The main topics that will be presented and discussed include the enhanced GDPR rights to portability that will grant patients the right to download and share parts of their EHR, choices of data inclusion within EHRs, patient rights to opt out of sharing parts of their EHR between providers and/or cross border (e.g. genetic data) and their rights to opt out of their data being used for particular kinds of secondary use. Whilst these rights will be formalised at Member State level, they will be actioned at all levels through to the patient/citizen.
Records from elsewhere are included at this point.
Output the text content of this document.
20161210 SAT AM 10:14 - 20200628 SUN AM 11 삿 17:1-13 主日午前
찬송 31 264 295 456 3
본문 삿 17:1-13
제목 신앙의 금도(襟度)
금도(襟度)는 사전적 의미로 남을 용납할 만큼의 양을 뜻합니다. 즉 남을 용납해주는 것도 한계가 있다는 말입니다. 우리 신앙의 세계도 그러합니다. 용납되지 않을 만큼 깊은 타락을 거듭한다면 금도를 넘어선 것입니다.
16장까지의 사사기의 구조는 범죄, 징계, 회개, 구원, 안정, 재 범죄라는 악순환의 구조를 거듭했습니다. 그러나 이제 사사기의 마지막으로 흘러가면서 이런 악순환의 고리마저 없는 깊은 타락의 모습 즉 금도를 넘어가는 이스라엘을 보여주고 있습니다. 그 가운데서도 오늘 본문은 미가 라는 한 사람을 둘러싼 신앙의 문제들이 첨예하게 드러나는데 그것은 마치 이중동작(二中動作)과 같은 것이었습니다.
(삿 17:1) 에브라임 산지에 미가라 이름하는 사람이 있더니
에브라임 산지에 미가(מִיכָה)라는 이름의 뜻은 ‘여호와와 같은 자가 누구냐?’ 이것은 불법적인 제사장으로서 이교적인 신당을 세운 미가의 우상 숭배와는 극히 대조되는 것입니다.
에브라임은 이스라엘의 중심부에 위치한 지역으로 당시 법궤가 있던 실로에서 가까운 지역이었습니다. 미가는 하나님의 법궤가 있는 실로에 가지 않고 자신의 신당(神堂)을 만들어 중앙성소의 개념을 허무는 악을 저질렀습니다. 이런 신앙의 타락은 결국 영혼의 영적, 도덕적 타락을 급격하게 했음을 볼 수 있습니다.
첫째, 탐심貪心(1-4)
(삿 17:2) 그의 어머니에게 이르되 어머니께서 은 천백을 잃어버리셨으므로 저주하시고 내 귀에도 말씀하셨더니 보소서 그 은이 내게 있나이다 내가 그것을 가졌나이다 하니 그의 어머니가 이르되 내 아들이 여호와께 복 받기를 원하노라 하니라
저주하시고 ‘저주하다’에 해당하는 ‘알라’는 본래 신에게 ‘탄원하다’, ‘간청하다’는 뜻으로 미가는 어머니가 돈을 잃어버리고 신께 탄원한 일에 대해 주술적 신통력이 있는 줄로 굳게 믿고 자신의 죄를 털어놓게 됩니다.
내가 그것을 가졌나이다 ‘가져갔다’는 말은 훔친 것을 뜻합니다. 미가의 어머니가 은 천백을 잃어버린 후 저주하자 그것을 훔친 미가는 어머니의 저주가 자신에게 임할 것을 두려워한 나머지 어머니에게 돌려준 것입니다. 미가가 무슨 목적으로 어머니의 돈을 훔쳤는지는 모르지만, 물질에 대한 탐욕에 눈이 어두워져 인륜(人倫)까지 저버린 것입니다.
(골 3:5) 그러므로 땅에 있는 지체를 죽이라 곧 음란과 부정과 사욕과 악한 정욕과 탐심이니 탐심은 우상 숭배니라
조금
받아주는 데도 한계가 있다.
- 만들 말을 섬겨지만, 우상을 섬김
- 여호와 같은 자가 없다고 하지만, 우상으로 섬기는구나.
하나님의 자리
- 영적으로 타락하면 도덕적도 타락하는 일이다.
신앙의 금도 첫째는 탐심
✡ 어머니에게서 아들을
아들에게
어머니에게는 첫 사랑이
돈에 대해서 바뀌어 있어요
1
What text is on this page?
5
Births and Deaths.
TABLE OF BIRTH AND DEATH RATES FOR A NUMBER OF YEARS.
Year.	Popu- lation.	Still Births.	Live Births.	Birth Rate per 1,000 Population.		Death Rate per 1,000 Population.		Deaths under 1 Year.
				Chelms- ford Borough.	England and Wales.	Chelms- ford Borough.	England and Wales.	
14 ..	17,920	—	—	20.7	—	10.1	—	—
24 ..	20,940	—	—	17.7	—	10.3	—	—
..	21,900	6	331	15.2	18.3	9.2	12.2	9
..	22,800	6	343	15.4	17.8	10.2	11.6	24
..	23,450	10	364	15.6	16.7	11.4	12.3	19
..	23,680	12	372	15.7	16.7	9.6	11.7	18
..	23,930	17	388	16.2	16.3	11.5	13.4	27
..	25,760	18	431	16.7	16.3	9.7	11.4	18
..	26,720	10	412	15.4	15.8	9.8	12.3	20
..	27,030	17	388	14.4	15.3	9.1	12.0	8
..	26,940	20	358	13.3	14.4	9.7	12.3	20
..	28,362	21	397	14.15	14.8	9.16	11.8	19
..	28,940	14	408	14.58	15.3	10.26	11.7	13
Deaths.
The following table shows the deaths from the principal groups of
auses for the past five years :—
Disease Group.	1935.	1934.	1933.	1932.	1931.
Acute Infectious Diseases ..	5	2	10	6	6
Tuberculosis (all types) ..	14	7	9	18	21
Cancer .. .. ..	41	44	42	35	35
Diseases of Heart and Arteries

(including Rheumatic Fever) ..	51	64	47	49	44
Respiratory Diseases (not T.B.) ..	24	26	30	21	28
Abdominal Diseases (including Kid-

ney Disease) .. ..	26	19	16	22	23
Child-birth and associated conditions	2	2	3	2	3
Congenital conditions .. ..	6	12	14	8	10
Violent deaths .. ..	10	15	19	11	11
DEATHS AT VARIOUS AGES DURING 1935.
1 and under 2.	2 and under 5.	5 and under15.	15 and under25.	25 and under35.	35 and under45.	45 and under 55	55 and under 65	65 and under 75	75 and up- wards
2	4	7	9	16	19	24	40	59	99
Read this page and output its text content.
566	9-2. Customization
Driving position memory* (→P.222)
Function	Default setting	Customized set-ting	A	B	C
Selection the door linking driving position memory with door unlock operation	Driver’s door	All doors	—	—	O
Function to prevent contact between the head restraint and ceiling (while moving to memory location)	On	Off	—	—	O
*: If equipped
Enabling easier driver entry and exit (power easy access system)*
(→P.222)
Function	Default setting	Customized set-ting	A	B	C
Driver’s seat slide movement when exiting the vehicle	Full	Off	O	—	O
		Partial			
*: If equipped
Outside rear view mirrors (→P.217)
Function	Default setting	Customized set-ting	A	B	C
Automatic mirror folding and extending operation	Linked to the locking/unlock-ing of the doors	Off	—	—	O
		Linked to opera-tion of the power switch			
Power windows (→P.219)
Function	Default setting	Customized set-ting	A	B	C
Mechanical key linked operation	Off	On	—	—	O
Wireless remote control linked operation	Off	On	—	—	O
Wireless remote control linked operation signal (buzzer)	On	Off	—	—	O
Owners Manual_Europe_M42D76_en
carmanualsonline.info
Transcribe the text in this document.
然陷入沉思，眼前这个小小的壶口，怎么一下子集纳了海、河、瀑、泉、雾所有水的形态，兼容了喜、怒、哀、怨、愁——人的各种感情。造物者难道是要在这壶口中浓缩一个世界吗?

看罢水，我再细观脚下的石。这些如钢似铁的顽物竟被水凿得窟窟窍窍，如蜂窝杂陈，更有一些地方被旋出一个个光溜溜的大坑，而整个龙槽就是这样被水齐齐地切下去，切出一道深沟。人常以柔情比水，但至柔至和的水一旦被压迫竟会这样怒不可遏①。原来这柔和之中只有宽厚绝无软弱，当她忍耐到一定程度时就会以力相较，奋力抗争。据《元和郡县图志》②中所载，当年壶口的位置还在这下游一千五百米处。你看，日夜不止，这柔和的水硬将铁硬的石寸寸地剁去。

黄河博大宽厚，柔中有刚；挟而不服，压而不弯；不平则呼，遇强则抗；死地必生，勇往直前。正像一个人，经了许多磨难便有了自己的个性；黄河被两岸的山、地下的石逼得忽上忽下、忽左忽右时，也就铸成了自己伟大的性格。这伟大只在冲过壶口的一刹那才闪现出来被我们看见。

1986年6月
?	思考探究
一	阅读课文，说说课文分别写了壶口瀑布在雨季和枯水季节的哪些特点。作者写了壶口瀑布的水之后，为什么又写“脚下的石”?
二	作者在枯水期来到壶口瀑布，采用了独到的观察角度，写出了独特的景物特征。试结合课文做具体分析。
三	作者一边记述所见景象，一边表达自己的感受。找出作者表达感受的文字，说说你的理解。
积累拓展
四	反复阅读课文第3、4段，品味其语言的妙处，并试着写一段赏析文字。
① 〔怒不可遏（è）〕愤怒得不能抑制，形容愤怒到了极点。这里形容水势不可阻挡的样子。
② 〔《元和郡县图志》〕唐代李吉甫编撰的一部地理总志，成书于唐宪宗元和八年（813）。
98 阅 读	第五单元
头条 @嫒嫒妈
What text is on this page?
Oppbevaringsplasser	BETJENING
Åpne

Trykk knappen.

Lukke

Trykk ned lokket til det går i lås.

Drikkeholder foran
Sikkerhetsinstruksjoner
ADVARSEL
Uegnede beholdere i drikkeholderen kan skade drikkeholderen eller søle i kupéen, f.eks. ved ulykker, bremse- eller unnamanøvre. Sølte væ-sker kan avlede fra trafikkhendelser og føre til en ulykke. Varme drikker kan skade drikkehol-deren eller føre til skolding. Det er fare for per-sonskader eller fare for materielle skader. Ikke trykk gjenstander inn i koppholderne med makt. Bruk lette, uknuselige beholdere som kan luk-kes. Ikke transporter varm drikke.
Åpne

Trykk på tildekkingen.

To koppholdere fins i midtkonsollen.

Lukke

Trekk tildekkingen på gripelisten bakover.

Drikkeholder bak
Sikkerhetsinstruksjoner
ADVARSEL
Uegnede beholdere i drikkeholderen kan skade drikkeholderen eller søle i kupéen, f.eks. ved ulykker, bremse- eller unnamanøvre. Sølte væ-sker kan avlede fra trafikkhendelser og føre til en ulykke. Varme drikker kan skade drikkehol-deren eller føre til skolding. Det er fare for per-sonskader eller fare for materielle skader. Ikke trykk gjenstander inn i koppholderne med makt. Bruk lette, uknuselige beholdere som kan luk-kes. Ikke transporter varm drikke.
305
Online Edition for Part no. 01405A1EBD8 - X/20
There will be challenges with public education, implementing these new patient choices in an equitable way, potential workload implications on health professionals, DPOs and ICT departments, potential risks with incomplete data being shared for continuity of care and the introduction of new kinds of bias within secondary use data sets.

 

Structure

 

This 90 -minute session will begin with three 15-minute presentations. Speakers to invite:

 

  1. Petra Wilson, Health Connect Partners: legislative and data protection view on the EHDS Regulation, the new patient rights and their anticipated implications for DPOs
    [Confirmed]
  2. Deborah Mascalzoni, Associate Professor in Biomedical Ethics at Uppsala and lead of the ELSI Research Group at Eurac: the ethical implications for patients and the public when the opt outs are introduced
    [Confirmed]
  3. Milana Trucl, Policy Officer at the European Patients’ Forum: engaging the public in understanding and exercising their EHDS rights and choices

This will be followed by a 40-minute panel discussion between them on the challenges that the Regulation will place on different healthcare and research stakeholders, and what practical measures might best enable EHDS success. Time will be included for audience questions and interaction. The session will close with a final summing up of key considerations that policy makers should take on board.